I fogli allegati partono da un articolo dell’Espresso del novembre 2015, che racconta una serie di iniziative finanziarie compiute dalla nuova Lega dopo il crollo dell’impero di Bossi, sia nel periodo di leadership di Maroni sia in quello di Salvini. Movimenti per spostare il denaro dai conti correnti una volta scoppiati i guai giudiziari del partito, che guardano anche all’estero. Dall’esposto nasce a gennaio l’apertura di un’inchiesta per riciclaggio. Alcuni movimenti, secondo quanto trapela, sono stati ricostruiti: bel 2016 dieci milioni partono da un conto di “transito” della banca Sparkasse di Bolzano, uno degli istituti scelti dai vertici leghisti, in direzione del Lussemburgo per approdare sul conto di Pharus Management, fondo di investimento collettivo con sede nel granducato. Poco meno di due anni dopo, nel gennaio del 2018, tre di quei milioni compiono il percorso inverso per rientrare nei depositi della banca. Secondo Gerhard Brandstaetter, presidente di Sparkasse, movimenti che con la Lega non c’entrano nulla. Di opposto parere la procura. Che mentre chiede una rogatoria al Lussemburgo, invia a Bolzano la Guardia di finanza di Genova: i militari vanno dritti nel palazzo di Sparkasse di via Cassa di Risparmio. Altre perquisizioni scattano nella filiale di Milano dove, fino al 2014, la Lega era titolare di un conto, ma pure negli uffici e nelle case di alcuni dirigenti. Il materiale sequestrato, sperano gli investigatori, potrà chiarire molto almeno su una parte dei 46 milioni che la Lega ha fatto sparire.

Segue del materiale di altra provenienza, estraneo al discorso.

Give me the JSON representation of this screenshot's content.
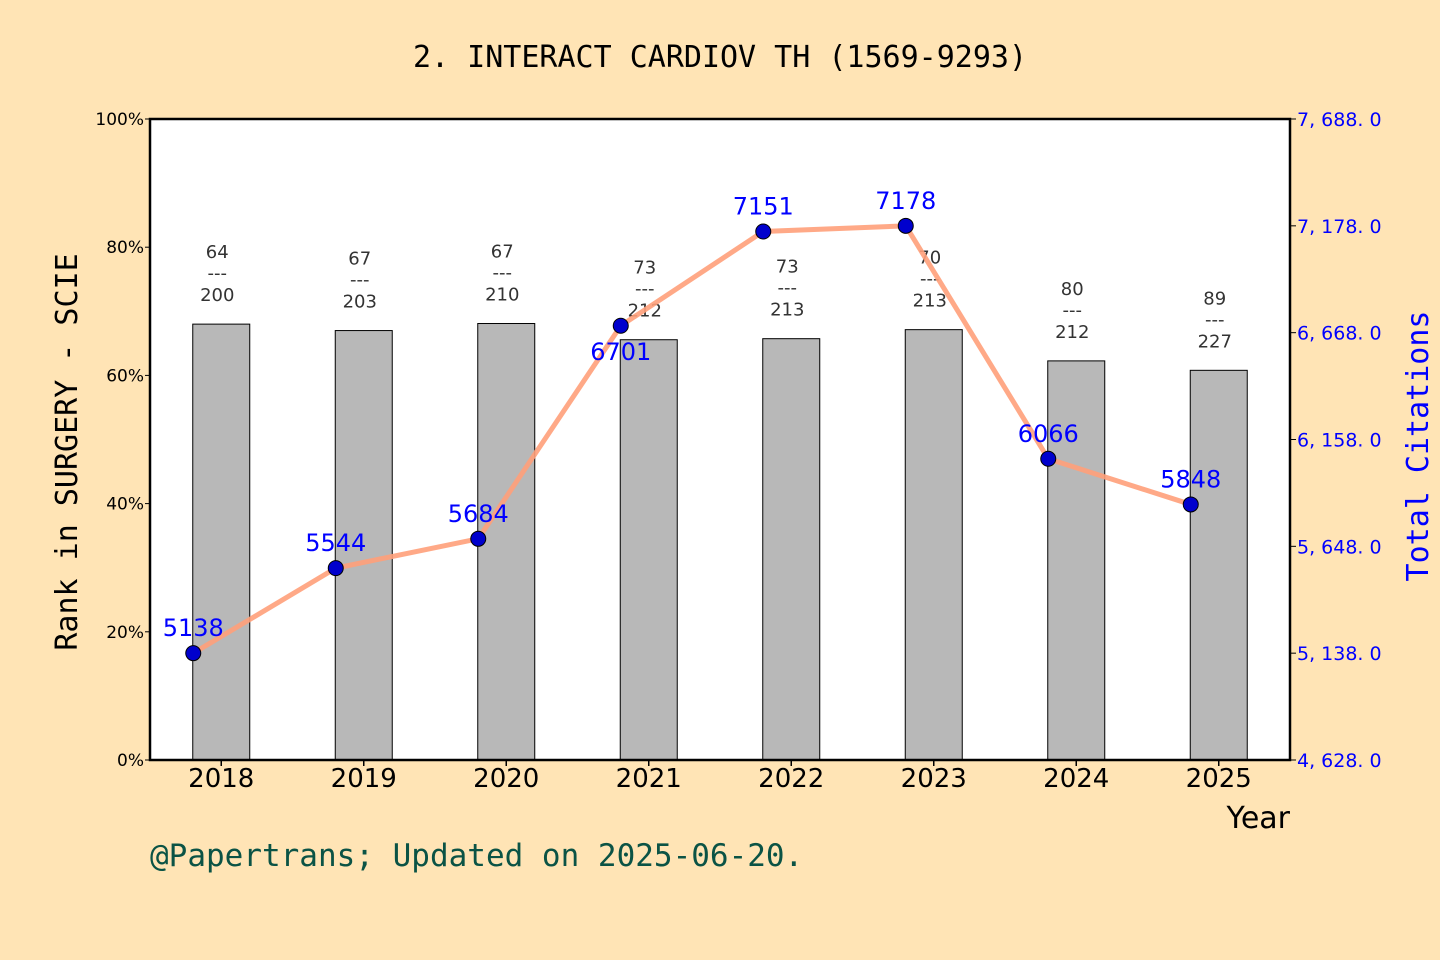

Ma il processo rischia di saltare

Intanto è stato fissato per il prossimo 10 ottobre ma, per effetto di una modifica al codice penale entrata in vigore con il governo Gentiloni, rischia di chiudersi con un non luogo a procedere il processo d’appello milanese ‘The Family’ nel quale Umberto Bossi, il figlio Renzo ‘Il Trota’ e l’ex tesoriere del Carroccio Francesco Belsito sono stati condannati nel luglio dell’anno scorso rispettivamente a 2 anni e 3 mesi, 1 anno e 6 mesi e 2 anni e 6 mesi per aver usato i soldi del partito per fini privati. In base alla nuova norma entrata in vigore lo scorso maggio, per fare in modo che il processo vada avanti, la Lega dovrebbe sporgere querela per il reato di appropriazione indebita con l’aggravante contestata a Bossi, attualmente senatore e presidente del partito, al figlio e a Belsito e che in passato ha permesso ai pm di procedere d’ufficio. Querela che al momento, da quanto è stato riferito all’ANSA, non è stata presa in considerazione. Dunque, se così fosse, il processo si chiuderebbe per un difetto di procedibilità.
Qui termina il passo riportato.